Soziobiologie

Das wilde Sexleben der weiblichen Hausmäuse

Weibliche Mäuse tun es mit vielen Männchen nur für die Kinder -damit sie der Vater nicht frisst

SABINE EDITH BRAUN
vom 06.11.2013

Weibchen der Wilden Hausmaus (Mus musculus) bevorzugen mehrere Geschlechtspartner -die Jungen eines Wurfes haben oft verschiedene Väter. Sie tun das aber nicht zum eigenen Vergnügen, sondern zum Schutz ihrer Nachkommenschaft. Das fand Kerstin Thonhauser von der Vetmed-Uni im Rahmen ihrer PhD-Studien heraus.

"Der reproduktive Erfolg einer männlichen Maus steigt mit der Zahl der Weibchen, die sie befruchten kann", erklärt die Verhaltensforscherin: Je größer die Mäuseschar, desto größer das Ansehen in der Mäusecommunity. Deshalb gehen Männchen selbst das Risiko ein, bei der Verpaarung von Feinden gefressen zu werden.

Weibchen sind durch die Anzahl ihrer Eizellen in ihrem Reproduktionserfolg limitiert, nicht durch die Anzahl an Geschlechtspartnern. Da die Spermien eines Männchens für die Befruchtung aller Eizellen ausreichen würden, stellt sich die Frage, warum sie trotzdem das Risiko der zusätzlichen Verpaarung eingehen.
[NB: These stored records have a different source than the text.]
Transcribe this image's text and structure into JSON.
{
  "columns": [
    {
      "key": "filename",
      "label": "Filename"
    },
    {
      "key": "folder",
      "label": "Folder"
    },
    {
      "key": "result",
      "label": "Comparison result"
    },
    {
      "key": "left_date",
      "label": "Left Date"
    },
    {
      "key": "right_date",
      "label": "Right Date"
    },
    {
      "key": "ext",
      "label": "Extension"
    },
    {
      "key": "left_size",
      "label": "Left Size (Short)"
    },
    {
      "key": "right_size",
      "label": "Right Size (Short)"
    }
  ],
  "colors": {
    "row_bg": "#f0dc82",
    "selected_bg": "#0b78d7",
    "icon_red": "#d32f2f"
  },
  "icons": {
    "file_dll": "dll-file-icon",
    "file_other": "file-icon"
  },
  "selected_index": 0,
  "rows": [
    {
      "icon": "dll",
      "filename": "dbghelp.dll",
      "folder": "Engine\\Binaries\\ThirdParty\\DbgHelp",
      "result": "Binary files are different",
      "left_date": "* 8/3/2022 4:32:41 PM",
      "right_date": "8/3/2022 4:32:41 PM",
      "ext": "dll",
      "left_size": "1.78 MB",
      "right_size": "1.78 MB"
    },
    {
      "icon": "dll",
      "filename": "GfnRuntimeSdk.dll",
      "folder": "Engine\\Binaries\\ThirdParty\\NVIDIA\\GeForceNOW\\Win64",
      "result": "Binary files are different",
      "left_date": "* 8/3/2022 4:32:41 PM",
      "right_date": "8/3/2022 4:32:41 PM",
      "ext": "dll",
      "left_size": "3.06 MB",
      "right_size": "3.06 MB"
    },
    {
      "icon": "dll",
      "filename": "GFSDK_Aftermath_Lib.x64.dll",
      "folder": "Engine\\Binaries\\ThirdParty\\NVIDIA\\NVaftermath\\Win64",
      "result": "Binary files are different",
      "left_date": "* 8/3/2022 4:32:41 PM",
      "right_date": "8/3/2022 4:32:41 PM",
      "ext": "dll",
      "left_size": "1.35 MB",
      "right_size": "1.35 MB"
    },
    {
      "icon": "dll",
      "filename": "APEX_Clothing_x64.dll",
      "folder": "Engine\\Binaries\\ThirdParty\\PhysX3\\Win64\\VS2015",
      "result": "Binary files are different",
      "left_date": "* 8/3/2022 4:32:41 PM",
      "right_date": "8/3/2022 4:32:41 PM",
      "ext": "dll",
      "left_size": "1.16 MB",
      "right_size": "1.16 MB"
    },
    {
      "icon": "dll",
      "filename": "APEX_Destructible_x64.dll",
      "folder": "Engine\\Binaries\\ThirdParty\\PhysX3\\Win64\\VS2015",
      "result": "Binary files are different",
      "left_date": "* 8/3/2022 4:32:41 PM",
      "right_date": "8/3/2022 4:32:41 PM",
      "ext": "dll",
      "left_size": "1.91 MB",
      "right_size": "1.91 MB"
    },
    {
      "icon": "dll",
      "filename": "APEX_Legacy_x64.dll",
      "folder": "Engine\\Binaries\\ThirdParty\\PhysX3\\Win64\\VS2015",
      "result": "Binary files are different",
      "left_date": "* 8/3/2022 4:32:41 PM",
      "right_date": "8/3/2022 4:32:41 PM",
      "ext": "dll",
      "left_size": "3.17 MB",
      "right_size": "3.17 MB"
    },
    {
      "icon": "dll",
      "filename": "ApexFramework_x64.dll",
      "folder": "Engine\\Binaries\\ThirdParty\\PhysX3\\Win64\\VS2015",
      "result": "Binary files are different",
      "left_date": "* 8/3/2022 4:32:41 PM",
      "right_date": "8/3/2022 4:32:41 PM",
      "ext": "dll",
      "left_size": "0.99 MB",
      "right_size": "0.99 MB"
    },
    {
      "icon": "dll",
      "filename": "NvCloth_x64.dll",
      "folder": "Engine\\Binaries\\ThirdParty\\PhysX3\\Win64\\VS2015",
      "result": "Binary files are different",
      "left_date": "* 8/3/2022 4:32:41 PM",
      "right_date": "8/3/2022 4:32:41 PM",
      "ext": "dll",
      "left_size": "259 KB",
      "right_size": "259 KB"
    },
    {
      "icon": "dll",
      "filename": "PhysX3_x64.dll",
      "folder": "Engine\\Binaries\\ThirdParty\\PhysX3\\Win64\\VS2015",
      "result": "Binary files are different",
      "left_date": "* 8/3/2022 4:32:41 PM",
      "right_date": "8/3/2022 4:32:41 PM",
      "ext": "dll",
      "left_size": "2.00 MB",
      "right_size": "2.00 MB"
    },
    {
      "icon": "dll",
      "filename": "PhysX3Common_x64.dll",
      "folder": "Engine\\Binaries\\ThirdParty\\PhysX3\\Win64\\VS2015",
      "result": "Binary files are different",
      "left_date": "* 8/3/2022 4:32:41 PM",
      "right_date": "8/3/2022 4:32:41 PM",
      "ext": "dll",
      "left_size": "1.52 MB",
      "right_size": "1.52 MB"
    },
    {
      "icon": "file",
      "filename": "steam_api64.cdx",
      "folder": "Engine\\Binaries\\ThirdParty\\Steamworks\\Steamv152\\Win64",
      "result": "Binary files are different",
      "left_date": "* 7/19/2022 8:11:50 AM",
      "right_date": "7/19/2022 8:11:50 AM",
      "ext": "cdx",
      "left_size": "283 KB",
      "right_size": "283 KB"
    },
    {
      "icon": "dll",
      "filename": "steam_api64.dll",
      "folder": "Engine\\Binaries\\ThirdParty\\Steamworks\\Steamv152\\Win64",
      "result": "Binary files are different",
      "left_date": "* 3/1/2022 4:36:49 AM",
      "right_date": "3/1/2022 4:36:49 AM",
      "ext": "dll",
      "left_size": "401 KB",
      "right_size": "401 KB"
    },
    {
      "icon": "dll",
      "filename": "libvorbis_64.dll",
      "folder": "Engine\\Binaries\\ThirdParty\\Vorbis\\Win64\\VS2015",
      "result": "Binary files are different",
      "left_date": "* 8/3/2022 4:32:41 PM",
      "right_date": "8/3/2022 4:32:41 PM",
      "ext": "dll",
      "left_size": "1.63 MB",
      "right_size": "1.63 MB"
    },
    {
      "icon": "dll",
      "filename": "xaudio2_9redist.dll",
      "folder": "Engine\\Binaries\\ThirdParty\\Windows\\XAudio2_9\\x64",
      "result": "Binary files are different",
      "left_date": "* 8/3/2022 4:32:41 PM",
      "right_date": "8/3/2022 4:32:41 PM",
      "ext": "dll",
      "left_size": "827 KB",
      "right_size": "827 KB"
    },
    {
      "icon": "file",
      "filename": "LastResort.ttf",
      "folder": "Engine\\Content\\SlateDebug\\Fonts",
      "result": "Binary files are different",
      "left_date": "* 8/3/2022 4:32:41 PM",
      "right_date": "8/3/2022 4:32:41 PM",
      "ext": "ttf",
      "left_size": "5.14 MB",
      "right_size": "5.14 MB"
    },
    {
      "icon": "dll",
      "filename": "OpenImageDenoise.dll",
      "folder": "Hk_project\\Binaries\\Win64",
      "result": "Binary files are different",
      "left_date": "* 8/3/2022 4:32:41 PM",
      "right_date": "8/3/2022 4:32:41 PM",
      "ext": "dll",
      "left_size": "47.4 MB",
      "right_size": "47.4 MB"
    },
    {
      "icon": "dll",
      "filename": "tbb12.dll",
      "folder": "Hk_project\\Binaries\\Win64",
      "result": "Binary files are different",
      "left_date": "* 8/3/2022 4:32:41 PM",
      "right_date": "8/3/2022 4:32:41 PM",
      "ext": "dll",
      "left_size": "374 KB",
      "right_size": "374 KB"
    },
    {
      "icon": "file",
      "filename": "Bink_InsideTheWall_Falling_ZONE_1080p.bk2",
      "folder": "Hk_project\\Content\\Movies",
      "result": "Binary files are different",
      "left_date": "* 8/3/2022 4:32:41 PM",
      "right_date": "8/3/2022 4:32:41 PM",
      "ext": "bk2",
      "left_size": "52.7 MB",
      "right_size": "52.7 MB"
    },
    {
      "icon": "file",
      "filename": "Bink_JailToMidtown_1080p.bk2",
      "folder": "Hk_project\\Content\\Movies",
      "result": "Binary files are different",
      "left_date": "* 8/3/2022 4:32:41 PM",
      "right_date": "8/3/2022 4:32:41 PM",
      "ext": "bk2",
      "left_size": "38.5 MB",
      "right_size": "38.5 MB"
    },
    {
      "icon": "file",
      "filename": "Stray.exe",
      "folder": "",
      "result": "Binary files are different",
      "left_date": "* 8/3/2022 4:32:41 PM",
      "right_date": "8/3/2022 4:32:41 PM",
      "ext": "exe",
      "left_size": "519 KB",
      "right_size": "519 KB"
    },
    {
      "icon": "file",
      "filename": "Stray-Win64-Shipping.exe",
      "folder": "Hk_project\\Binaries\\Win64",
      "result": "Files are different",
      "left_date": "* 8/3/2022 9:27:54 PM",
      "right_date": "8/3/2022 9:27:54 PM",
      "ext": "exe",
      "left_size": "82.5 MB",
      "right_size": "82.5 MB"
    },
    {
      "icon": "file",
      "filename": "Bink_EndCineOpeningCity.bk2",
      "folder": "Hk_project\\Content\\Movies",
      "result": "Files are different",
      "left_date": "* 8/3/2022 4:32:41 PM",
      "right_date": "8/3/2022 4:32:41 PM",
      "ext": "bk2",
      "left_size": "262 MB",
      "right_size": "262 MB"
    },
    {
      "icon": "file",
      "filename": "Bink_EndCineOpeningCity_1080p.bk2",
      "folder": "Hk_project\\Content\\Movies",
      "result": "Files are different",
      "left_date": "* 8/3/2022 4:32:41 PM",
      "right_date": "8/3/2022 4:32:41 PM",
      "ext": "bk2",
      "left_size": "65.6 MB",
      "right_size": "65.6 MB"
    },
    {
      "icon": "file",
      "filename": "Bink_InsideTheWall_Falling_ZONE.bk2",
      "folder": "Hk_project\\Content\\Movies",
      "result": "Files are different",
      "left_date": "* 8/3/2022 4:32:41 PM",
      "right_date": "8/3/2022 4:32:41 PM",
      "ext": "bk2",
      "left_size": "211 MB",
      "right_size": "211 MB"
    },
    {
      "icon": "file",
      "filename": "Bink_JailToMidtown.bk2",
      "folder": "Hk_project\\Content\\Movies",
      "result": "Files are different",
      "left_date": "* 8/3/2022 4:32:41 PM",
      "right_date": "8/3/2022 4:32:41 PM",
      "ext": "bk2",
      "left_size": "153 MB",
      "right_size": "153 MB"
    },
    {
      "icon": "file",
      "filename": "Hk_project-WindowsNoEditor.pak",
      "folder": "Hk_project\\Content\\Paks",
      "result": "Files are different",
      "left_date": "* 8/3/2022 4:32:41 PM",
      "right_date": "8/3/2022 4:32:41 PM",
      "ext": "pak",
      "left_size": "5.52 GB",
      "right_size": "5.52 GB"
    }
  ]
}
"Ich wollte wissen, wie Mäuseweibchen reagieren, wenn sie zwischen mehreren Geschlechtspartnern wählen können und nicht genötigt werden", sagt Thonhauser. Auf Bauernhöfen und in Pferdeställen fing die Zoologin die Elternpaare jener 96 Versuchsmäuse, die im Labor das Licht der Welt erblickten. In einem Mausversuchsraum der Vetmed Wien, einer alten Flughalle, wurden die 96 Mäuse (32 Weibchen, 64 Männchen) mehrere Wochen lang wiederholt beobachtet.

"Wir fanden heraus, dass sich Weibchen besonders promiskuitiv verhalten, wenn sie mit sexuell unerfahrenen Männchen konfrontiert sind." Die nämlich haben eine besondere Neigung zum Infantizid: Sie töten Jungtiere der eigenen Art, um ihren Reproduktionserfolg zu erhöhen.

Je promiskuitiver die Weibchen sind, desto eher steigt die Wahrscheinlichkeit der Männchen, die eigenen Nachkommen zu töten -und daher unterlassen sie dieses Töten. "Der Grund für das promiskuitive Verhalten ist somit die Verhinderung des Infantizids", erklärt Thonhauser, deren Studie auch in Behavioral Ecology und in Sociobiology erschien.